JAPNLIT 124: The Tale of Genji in Word and Image

Semester: 

Fall

Offered: 

2021

The Tale of Genji, written by the Japanese woman Murasaki Shikibu (ca. 1000), is one of the most sophisticated works of literature in the world. It uncannily anticipates all of the richness and psychological complexity associated with the eighteenth-century novel. And yet to view this premodern Japanese text according to anachronistic categories or presentist viewpoints is to foreclose on its ability to expand interpretive possibilities and to consider alternatives to standard narratives of literary history. 

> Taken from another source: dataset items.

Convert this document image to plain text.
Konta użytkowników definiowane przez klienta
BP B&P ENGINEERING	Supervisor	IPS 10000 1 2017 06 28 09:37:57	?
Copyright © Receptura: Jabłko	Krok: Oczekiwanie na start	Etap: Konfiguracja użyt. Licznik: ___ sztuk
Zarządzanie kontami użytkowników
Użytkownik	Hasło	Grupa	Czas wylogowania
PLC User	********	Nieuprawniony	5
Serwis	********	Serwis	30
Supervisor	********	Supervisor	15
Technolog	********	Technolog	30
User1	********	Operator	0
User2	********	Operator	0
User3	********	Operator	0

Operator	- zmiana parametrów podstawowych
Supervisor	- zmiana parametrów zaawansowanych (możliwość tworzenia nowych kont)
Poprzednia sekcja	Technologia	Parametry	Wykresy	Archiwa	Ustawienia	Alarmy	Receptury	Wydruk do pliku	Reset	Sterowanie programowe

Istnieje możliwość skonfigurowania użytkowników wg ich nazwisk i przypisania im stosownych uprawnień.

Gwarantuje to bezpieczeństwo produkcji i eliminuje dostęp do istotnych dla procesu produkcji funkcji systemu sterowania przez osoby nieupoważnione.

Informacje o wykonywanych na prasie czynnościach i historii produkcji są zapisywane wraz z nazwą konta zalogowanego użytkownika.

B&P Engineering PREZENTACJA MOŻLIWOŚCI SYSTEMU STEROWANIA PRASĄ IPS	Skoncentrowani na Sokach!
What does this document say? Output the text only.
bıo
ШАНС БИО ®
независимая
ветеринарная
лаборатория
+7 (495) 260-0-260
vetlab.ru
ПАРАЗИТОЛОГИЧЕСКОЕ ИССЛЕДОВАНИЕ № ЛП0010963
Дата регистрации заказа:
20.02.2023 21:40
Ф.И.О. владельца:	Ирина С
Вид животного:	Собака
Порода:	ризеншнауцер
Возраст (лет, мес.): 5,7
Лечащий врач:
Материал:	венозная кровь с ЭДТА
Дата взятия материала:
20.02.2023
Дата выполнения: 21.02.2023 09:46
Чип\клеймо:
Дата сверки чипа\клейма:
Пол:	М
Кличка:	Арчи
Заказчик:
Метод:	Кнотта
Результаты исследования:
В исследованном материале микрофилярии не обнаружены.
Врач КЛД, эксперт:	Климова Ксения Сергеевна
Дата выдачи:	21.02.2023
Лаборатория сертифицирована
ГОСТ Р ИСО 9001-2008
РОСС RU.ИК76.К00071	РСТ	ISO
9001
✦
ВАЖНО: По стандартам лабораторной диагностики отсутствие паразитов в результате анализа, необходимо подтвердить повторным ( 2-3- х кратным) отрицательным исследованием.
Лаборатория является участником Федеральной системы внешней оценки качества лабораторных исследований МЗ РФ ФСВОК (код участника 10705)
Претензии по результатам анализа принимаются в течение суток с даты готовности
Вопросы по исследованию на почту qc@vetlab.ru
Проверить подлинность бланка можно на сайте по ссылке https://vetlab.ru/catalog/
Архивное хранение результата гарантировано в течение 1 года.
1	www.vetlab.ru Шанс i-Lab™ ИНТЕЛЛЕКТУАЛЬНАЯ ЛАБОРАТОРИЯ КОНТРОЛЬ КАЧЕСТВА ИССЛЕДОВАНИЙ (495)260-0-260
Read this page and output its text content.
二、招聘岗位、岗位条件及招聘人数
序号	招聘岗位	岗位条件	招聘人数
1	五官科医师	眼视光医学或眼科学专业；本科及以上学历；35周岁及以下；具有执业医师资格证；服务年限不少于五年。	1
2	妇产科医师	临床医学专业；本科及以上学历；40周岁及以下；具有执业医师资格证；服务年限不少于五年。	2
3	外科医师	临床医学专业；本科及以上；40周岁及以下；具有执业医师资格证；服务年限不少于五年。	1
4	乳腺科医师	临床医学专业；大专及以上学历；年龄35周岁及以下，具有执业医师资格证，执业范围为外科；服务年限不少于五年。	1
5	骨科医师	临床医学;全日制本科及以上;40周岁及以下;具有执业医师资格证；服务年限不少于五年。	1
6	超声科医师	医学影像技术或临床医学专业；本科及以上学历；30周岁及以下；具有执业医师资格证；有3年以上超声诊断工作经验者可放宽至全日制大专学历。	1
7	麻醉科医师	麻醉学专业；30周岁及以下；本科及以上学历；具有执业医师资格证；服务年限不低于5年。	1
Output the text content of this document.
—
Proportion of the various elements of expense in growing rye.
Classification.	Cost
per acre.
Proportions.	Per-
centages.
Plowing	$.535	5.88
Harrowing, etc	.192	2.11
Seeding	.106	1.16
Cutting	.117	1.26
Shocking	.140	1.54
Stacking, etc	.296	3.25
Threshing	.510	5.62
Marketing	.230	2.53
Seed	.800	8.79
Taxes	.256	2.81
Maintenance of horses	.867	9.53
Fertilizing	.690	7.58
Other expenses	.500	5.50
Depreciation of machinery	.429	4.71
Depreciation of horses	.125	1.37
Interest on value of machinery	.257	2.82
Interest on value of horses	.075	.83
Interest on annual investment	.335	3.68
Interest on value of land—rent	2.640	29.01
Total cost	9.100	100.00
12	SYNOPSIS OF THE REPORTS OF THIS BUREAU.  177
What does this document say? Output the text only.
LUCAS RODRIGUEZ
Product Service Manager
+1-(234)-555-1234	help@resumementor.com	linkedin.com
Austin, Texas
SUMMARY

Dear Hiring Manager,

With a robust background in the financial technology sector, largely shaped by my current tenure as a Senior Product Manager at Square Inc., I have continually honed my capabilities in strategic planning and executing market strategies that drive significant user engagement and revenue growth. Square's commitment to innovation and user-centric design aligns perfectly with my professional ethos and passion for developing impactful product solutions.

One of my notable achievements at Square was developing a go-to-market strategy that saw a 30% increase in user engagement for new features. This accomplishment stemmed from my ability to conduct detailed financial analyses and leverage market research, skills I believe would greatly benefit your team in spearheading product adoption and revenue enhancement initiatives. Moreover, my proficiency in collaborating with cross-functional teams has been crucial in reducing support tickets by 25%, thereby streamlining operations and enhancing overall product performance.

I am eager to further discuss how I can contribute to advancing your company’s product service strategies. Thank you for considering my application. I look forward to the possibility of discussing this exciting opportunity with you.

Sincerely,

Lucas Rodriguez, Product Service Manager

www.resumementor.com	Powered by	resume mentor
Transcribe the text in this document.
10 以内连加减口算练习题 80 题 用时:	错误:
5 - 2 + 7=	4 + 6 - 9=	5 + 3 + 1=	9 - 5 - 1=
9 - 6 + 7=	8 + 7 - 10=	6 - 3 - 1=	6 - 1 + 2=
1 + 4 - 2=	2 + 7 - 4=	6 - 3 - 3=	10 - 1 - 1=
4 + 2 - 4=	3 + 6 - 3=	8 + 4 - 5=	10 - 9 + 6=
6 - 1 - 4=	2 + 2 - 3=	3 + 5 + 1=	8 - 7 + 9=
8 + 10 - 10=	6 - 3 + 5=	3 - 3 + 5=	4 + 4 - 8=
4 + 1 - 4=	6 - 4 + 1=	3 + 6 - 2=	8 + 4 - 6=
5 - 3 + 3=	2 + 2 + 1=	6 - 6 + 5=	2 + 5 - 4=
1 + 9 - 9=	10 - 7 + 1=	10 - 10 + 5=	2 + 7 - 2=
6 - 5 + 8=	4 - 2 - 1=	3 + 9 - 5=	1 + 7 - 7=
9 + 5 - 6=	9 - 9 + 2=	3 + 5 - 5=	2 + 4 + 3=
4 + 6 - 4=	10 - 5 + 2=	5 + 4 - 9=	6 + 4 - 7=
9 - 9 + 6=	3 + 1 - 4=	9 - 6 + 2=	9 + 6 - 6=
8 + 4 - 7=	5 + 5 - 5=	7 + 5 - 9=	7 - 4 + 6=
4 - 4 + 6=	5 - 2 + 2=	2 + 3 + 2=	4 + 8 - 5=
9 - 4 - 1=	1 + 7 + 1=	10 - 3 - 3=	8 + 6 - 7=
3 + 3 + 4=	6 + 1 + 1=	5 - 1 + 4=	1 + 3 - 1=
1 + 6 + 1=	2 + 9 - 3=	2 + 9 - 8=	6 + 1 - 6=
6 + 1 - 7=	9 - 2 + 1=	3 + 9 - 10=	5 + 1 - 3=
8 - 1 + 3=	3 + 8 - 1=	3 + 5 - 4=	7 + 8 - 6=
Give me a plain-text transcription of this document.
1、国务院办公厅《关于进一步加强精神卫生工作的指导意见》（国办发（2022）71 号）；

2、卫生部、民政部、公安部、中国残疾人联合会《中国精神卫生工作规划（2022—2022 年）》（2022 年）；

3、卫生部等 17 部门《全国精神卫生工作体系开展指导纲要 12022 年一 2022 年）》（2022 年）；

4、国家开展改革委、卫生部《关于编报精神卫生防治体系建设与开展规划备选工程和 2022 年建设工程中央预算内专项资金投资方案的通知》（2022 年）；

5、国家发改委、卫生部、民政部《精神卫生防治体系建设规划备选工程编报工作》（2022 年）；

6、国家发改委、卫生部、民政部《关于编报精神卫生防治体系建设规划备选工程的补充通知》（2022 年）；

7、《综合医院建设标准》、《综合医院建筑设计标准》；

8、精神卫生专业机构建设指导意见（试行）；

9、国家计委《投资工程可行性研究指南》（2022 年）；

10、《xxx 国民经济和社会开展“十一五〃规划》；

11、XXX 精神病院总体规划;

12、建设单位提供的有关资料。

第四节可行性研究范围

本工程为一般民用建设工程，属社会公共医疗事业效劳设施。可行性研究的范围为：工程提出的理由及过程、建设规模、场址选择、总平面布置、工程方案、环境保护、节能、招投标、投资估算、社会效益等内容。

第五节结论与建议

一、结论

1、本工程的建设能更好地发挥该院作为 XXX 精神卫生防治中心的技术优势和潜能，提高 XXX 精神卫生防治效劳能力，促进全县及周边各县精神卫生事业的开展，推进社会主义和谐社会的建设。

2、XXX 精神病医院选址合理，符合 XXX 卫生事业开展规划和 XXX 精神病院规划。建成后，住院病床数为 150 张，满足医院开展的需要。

This course examines the prose and poetry of Genji critically and on its own terms, paying close attention to the tale’s philosophical and religious foundations, intertextuality and classical language, and the historical issues at its core, from court politics and hierarchies, to gender and class. We will also be attuned to the pleasures of the text, from the richness of its character development, and the evocative descriptions of its storyworld, to the ingenuity of its plot structure. As the oldest and most substantial work of women’s writing in the world, The Tale of Genji can also be meaningfully placed within that historical framework. The course will consider how Genji can be read from a feminist perspective, how gender dynamics operate in the tale, and how notions of the romance genre and gender have shaped perceptions of the tale into the twenty-first century.

Importantly The Tale of Genji has an intertwined textual and visual/material history. In this course we will think with images, calligraphy, manuscripts, and artifacts, using them in a reciprocal relationship with the text to arrive at new understandings of the tale and its reception.